Is it ever ok for white people to sing the songs that were first sung by enslaved African Americans? A companion question that is now being asked: what does it mean that music of such depth and significance is considered to be in the public domain, meaning no one owns the copyright. The people that wrote these songs were not free but now anyone can sing, can publish these songs, for free, forever. This is in direct contrast to most of the hymns in our hymnal that earn royalties for the composers and text writers, even for their estates after the writers are gone. There are not easy answers to these questions but indeed, a first step is lament. Disorientation and injustice carry on and on and we must lament until we understand the truth.

As we begin to name disorientation, it is important to remember that telling the truth about our own turmoil and the injustice of systems is hard work. It can be exhausting. The psalmist says it this way:

I am weary with my moaning; every night I flood my bed with tears; I drench my couch with my weeping. (Psalm 6:6)

My tears have been my food day and night, while people say to me continually, “Where is your God?” (Psalm 42:3)

When we go through times of intense disorientation we must take care of ourselves. Take a nap, go for a walk, dance out the frustration, call a friend, call a professional, do what we need to do to take care of ourselves. It is okay to let go of the “shoulds” and “oughts,” it’s okay to slow down and take time, to remember that we are loved, that we are part of an Infinite Love.

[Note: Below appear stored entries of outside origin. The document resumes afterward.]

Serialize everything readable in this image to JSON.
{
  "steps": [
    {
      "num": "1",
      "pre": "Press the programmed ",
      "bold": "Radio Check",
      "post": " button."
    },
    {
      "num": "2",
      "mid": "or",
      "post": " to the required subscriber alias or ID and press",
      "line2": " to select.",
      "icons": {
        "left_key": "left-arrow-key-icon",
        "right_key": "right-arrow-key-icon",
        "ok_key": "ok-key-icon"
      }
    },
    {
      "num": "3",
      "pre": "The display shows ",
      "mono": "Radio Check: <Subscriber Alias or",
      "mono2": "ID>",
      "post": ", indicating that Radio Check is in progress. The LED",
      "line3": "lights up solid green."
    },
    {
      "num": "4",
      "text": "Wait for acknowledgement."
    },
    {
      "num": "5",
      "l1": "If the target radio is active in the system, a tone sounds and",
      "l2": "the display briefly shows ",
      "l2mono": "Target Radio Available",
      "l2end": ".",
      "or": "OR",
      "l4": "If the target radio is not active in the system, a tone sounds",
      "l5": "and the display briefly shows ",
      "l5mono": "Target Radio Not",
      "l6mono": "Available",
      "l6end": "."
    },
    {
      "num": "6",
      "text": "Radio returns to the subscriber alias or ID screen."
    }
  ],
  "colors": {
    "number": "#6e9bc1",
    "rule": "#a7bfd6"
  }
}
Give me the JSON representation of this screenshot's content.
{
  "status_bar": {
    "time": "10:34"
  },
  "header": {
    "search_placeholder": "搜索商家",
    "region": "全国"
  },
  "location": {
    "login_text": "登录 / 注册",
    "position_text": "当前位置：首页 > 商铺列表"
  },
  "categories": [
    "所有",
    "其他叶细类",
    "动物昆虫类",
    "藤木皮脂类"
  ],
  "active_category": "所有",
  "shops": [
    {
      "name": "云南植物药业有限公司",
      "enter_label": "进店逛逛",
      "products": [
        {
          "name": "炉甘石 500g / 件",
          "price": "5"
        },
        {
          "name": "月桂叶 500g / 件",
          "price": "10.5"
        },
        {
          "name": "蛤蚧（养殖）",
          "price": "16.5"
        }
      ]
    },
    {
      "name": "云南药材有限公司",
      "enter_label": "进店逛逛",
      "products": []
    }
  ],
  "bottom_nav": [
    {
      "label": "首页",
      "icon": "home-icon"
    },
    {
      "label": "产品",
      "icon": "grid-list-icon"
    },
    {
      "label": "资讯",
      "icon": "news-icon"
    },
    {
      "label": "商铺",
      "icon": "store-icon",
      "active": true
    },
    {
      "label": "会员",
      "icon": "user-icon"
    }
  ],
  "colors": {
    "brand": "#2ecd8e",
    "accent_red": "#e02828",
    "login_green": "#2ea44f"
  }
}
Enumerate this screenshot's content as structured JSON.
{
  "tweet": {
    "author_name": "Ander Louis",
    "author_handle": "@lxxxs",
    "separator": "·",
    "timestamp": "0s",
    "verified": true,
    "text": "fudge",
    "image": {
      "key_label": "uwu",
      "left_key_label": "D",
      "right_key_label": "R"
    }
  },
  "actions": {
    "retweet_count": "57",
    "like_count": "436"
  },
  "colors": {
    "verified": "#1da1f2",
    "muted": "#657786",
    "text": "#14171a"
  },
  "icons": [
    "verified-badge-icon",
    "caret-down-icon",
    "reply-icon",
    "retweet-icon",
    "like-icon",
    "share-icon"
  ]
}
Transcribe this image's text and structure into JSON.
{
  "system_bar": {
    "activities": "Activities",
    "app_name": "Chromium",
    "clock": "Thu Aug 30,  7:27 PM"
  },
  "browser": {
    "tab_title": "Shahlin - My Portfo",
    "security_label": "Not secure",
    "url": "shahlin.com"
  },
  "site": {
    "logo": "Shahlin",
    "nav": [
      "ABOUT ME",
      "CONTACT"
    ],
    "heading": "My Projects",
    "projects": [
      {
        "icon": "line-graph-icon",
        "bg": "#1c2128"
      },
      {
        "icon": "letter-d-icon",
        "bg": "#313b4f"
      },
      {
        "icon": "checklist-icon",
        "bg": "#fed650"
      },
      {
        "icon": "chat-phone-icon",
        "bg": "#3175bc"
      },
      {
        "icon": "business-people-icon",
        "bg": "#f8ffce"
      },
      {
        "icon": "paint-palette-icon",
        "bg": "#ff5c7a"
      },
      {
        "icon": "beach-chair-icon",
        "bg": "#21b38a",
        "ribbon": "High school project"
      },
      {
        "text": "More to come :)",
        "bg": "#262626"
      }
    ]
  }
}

Though the psalms of disorientation, that name our unspoken experiences and vulnerabilities, are part of the biblical canon we have not often sung songs of lament in church. More practically, songs of lament have not appeared in hymnals, at least not so named. But things are changing. The Voices Together hymnal has a number of new songs of lament. We can find them by looking in the index categories of anger, lament and protest – words that do not even appear in the index of our beloved blue 1992 Hymnal: A Worship Book.

I count it as progress that we are able to be more honest in church about our life experiences, about the complexity of pain and sorrow alongside joy. Maybe when we can tell the truth in church about who we are, we can better understand who God is. And then maybe it will be more clear what it means to work with God in this world, being where the pain is and where the joy is, with all the fullness they contain together. Maybe then we can reorient ourselves as we “catch the sweet but far off hymn that hails a new creation.” But that is a sermon for another Sunday.